3. Electrical Spotter. Having a team show up allows you to keep a safe work environment not only for the electricians, but also for the general public. Many times while working, you have to go to the truck to get additional material. By having a second person, they can stay in the marked off work zone and insure that no one else enters the work zone, becoming exposed to the risk of getting injured. Also many times electrical service work requires a scissors lift, Snorkel lift, or bucket truck. By having a second person they can be a ground spotter making sure the general public is safe and that the lift remains clear of hazards. Finally, by having a spotter, you have a ground man that can get help in the case of an emergency. Can you imagine for a minute if you had a sole electrician working on a pole light in a snorkel lift and he came into contact with an energized part, knocking him unconscious? He would fall down into the bucket, completely unseen, and remain there until someone figured out something wasn’t right. How long could that take, hours, days?
4. Twice the labor means it gets done faster for a lower rate. If a lead electrician and an apprentice are sent out you are getting twice the labor at a reduced cost. In most cases electrical service companies charge a lower rate for an apprentice. Therefore, the time spent running to the truck, doing simpler tasks, and cleaning up is being done at a lower rate per hour saving you money. While I do realize that there are times when the task is a quick simple fix, you may not be saving money in those circumstances, but in most cases it isn’t known what the problem is until the electrician is on site and troubleshooting. Also, the quick simple fix is the exception and rarely happens.
5. Training the next generation. By sending an apprentice you are helping support the next generation of service electricians. The apprentices graduate school and become lead electricians, knowing the customers facilities, and the process required by each individual customer. It has always been comical to me that no one wants to pay for an apprentice, but they all expect to have an unlimited supply of lead electricians. The apprentices need to learn, and there is nothing better than on the job training.

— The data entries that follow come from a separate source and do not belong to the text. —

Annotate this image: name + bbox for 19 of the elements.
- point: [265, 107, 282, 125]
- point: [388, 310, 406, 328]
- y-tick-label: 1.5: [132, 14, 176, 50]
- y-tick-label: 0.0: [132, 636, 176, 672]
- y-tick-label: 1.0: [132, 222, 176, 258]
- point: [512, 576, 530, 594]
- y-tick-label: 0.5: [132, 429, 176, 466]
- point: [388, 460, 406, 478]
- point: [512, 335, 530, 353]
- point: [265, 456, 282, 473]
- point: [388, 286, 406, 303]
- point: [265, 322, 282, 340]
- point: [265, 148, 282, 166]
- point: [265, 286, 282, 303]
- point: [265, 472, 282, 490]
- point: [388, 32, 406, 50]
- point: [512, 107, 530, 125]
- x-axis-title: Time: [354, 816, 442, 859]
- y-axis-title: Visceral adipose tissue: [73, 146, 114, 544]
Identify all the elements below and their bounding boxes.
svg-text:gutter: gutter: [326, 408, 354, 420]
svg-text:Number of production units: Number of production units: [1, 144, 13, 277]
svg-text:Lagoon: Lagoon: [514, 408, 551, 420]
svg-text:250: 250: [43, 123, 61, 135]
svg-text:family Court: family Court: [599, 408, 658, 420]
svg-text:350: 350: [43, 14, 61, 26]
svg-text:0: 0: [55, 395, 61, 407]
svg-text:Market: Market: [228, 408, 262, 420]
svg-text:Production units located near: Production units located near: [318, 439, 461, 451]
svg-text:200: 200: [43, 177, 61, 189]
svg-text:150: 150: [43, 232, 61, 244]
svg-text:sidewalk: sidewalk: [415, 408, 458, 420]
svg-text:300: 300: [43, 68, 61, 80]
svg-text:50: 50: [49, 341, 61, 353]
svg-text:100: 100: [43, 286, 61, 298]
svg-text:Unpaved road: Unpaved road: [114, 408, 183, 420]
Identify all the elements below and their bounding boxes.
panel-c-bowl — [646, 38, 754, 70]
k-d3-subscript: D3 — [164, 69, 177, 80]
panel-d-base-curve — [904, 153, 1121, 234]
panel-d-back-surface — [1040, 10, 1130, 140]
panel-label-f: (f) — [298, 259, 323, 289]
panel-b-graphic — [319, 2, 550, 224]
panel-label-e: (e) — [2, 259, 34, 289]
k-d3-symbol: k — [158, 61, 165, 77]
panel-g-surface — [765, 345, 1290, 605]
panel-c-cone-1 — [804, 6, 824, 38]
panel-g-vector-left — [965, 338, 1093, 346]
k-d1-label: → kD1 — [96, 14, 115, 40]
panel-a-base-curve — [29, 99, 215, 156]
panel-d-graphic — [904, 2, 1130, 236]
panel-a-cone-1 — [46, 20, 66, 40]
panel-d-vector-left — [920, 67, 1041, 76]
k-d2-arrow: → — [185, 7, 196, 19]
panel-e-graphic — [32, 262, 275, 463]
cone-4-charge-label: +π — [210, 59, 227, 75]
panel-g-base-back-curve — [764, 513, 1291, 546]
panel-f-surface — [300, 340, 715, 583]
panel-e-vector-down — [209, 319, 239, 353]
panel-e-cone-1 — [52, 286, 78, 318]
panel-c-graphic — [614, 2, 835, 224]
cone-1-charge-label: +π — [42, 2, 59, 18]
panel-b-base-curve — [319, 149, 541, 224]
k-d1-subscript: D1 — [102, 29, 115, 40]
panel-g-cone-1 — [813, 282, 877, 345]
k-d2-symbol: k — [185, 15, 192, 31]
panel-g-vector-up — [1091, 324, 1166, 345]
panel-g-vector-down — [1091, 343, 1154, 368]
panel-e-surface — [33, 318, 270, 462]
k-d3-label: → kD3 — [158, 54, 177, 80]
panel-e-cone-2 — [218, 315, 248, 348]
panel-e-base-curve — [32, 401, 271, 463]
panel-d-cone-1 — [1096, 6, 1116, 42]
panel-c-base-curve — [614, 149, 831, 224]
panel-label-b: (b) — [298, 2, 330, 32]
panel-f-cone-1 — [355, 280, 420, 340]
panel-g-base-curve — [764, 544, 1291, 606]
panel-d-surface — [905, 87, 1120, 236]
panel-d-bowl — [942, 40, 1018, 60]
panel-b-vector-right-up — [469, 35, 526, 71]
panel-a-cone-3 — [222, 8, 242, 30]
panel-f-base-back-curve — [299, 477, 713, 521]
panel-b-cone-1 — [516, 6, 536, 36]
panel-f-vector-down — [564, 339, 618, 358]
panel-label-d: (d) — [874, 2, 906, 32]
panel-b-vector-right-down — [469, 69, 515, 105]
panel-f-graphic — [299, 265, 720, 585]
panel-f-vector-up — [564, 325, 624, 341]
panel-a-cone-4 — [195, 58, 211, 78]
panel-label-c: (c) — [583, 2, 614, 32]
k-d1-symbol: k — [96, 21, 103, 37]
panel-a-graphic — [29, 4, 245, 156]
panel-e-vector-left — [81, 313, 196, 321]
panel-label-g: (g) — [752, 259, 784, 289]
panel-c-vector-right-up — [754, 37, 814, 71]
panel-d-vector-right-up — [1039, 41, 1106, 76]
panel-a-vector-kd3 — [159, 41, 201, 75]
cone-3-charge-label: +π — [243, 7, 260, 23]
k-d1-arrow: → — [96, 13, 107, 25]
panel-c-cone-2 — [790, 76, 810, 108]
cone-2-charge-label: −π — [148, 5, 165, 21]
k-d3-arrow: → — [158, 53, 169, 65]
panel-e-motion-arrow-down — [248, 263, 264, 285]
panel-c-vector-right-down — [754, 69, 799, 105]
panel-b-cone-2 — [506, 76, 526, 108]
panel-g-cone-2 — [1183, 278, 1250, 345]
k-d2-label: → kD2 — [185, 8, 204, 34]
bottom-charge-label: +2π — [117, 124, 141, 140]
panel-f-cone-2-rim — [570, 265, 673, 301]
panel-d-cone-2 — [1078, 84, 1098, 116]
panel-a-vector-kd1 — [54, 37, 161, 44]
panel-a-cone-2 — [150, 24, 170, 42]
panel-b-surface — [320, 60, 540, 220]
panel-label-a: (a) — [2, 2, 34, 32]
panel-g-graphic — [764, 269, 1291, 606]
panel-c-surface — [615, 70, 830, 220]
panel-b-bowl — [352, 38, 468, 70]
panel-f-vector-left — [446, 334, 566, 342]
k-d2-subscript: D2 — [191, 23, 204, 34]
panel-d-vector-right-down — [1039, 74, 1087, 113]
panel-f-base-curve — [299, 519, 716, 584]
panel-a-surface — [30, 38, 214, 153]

Hopefully, this article makes sense to the non-electrical crowd. Like I said there are many lessons in this article that should speak to all industries. On the surface it may not make a lot of sense why certain companies do things the way they do, but, when you dig a little deeper you can see why those processes are in place. I know for my company, we are always thinking about the customer and what we can do to continue the Ultimate Customer Experience. While some of the processes may not make sense on the surface, all our processes are created to help serve and protect the customer. While safety should always come first for your team, you also need to think about the impact on your customer and make sure that you have a well-rounded program that protects your team but serves your clients.